The view from the eyes of a 90-year-old woman was of no interest to a 17-year-old boy back then.

And then there are the works of William Shakespeare. Yes, he was a brilliant playwright in his day, but that day was more than 500 years ago. He died in 1616.

He bludgeoned the people viewing his plays with irony, pathetic fallacy and his famous foreshadowing. He had to. We’re talking about audiences with limited education; fewer than 30 per cent of the population at that time in England was literate, and that number is being generous.

Shakespeare today is taught apparently the same way it was during my time in high school – remember passages from his works and regurgitate.

If you want to keep today’s teens interested, how about having them study books that might have the slightest interest to them? In today’s society, attention spans are dwindling and fewer people read than ever before. Give them material that will help nurture their reading experience, rather than force them away from it.

That, just as it did during my time in high school, means giving them books of interest; ones that were written much more recently.

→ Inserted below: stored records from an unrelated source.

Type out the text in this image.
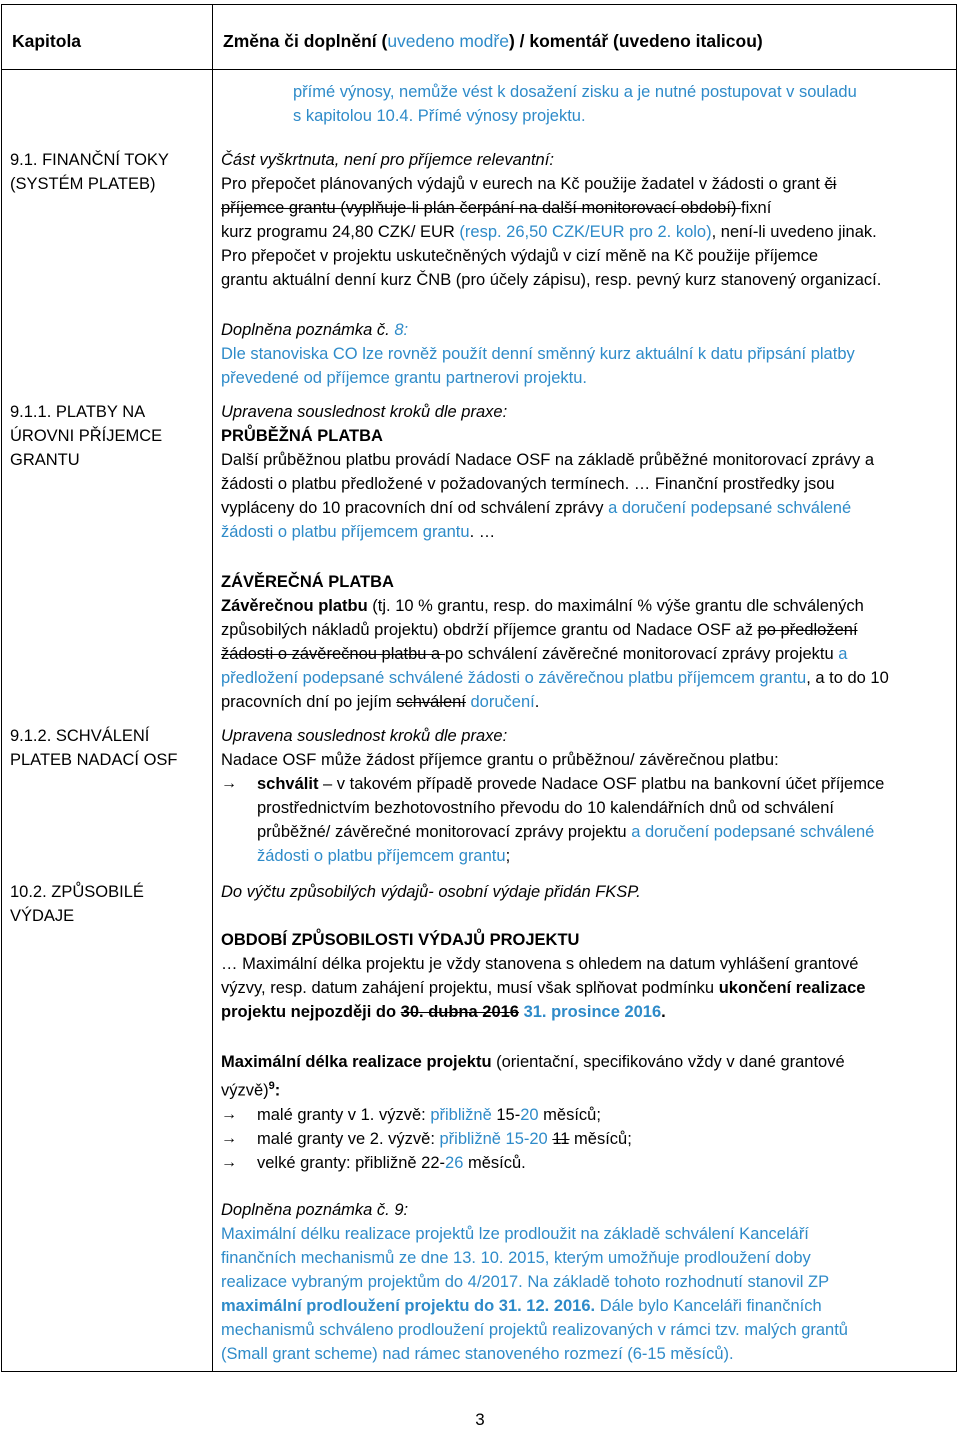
Kapitola	Změna či doplnění (uvedeno modře) / komentář (uvedeno italicou)
9.1. FINANČNÍ TOKY
(SYSTÉM PLATEB)
9.1.1. PLATBY NA
ÚROVNI PŘÍJEMCE
GRANTU
9.1.2. SCHVÁLENÍ
PLATEB NADACÍ OSF
10.2. ZPŮSOBILÉ
VÝDAJE
přímé výnosy, nemůže vést k dosažení zisku a je nutné postupovat v souladu
s kapitolou 10.4. Přímé výnosy projektu.
Část vyškrtnuta, není pro příjemce relevantní:
Pro přepočet plánovaných výdajů v eurech na Kč použije žadatel v žádosti o grant či
příjemce grantu (vyplňuje-li plán čerpání na další monitorovací období) fixní
kurz programu 24,80 CZK/ EUR (resp. 26,50 CZK/EUR pro 2. kolo), není-li uvedeno jinak.
Pro přepočet v projektu uskutečněných výdajů v cizí měně na Kč použije příjemce
grantu aktuální denní kurz ČNB (pro účely zápisu), resp. pevný kurz stanovený organizací.
Doplněna poznámka č. 8:
Dle stanoviska CO lze rovněž použít denní směnný kurz aktuální k datu připsání platby
převedené od příjemce grantu partnerovi projektu.
Upravena souslednost kroků dle praxe:
PRŮBĚŽNÁ PLATBA
Další průběžnou platbu provádí Nadace OSF na základě průběžné monitorovací zprávy a
žádosti o platbu předložené v požadovaných termínech. … Finanční prostředky jsou
vypláceny do 10 pracovních dní od schválení zprávy a doručení podepsané schválené
žádosti o platbu příjemcem grantu. …
ZÁVĚREČNÁ PLATBA
Závěrečnou platbu (tj. 10 % grantu, resp. do maximální % výše grantu dle schválených
způsobilých nákladů projektu) obdrží příjemce grantu od Nadace OSF až po předložení
žádosti o závěrečnou platbu a po schválení závěrečné monitorovací zprávy projektu a
předložení podepsané schválené žádosti o závěrečnou platbu příjemcem grantu, a to do 10
pracovních dní po jejím schválení doručení.
Upravena souslednost kroků dle praxe:
Nadace OSF může žádost příjemce grantu o průběžnou/ závěrečnou platbu:
→ schválit – v takovém případě provede Nadace OSF platbu na bankovní účet příjemce
prostřednictvím bezhotovostního převodu do 10 kalendářních dnů od schválení
průběžné/ závěrečné monitorovací zprávy projektu a doručení podepsané schválené
žádosti o platbu příjemcem grantu;
Do výčtu způsobilých výdajů- osobní výdaje přidán FKSP.
OBDOBÍ ZPŮSOBILOSTI VÝDAJŮ PROJEKTU
… Maximální délka projektu je vždy stanovena s ohledem na datum vyhlášení grantové
výzvy, resp. datum zahájení projektu, musí však splňovat podmínku ukončení realizace
projektu nejpozději do 30. dubna 2016 31. prosince 2016.
Maximální délka realizace projektu (orientační, specifikováno vždy v dané grantové
výzvě)$^9$:
→ malé granty v 1. výzvě: přibližně 15-20 měsíců;
→ malé granty ve 2. výzvě: přibližně 15-20 11 měsíců;
→ velké granty: přibližně 22-26 měsíců.
Doplněna poznámka č. 9:
Maximální délku realizace projektů lze prodloužit na základě schválení Kanceláří
finančních mechanismů ze dne 13. 10. 2015, kterým umožňuje prodloužení doby
realizace vybraným projektům do 4/2017. Na základě tohoto rozhodnutí stanovil ZP
maximální prodloužení projektu do 31. 12. 2016. Dále bylo Kanceláři finančních
mechanismů schváleno prodloužení projektů realizovaných v rámci tzv. malých grantů
(Small grant scheme) nad rámec stanoveného rozmezí (6-15 měsíců).
3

Studying material penned before a student’s parents were born sounds a little out of touch to me. Yes, I am well aware that there are literary classics, but we live in a world where knowledge doubles every seven to 20 years (depending on who’s counting), so let’s stay a little more current than William Shakespeare or Charles Dickens or Ray Bradbury or George Orwell, shall we?

And what is with the curriculum’s love of dystopian stories and tragedies anyway? If they are so necessary, why not look closer to today’s date? Suzanne Collins’ The Hunger Games series, or Veronica Roth’s Divergent books could be useful starting points, and ones of particular interest to the students.